— Бегите, — тихо посоветовал Ференц, а сам остался возле ворот, чтобы задержать Аверкия, если он вернется за Шандором.
Он выдел, как вышли из дома сотник и Аверкий и скрылись в сарае. Слышал их разговор:
— Не наш человек… А все ж где-то приходилось видеть… Может, и с донской стороны — им кони нужны. Как же ты его?

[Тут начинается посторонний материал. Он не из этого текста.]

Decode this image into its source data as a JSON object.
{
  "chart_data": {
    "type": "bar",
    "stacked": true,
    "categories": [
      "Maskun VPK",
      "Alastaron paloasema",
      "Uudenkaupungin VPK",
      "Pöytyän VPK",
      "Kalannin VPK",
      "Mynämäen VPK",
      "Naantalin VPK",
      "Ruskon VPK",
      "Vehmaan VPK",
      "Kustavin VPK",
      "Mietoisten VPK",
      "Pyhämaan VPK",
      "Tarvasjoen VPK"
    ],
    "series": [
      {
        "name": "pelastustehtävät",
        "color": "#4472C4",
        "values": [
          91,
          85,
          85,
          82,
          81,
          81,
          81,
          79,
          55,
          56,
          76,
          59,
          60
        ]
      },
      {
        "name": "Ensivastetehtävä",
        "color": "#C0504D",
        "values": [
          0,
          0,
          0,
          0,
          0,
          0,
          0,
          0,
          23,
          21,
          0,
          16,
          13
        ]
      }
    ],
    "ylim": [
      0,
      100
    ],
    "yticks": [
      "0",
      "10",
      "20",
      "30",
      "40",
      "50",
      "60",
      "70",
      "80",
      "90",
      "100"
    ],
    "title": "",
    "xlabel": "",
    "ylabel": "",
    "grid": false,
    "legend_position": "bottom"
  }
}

— Выхожу, понимаешь, глянуть, а воно крадется. Зразу бачу — до коней. От, думаю, стерво. Надавить бы — бачу, здоровый, не надавлю. Я ему: «Стой, стрелять буду!..» А воно — за коня, будто и не чуе. Я его и гахнув…
— Наповал?
— Та так и получилось… конокрад, стерво!
— Конокрадов ваш брат деревенский не любит…
— Був бы политический, я, може, и подумав ще. А конокрад — воно всэ одно лышне на свити…
— Считай, каждый человек может вдруг оказаться лишним на свете… Ну да ладно, доложу по начальству…
Ференц уходил от двора, уверенный, что о Шандоре Каллаи забыли. Его поразило то, что сотник оправдывался перед Аверкием, — боялся разбирательства в Совете или не чувствовал своей правоты? Шахтеры увидели жестокость сотника. От жестокости пострадал конокрад. Конокрада жалеть не надо. А о себе подумать следует. Молчаливая настороженность и испугала сотника. Он доказал, как умеет применять оружие, и, может, впервые его заметили, что он, такой, пребывает в поселке.
14
Эта ночь вообще выдалась неспокойной. Вишнякова разбудил Сутолов и предложил вместе допросить пойманного возле Казаринки казака.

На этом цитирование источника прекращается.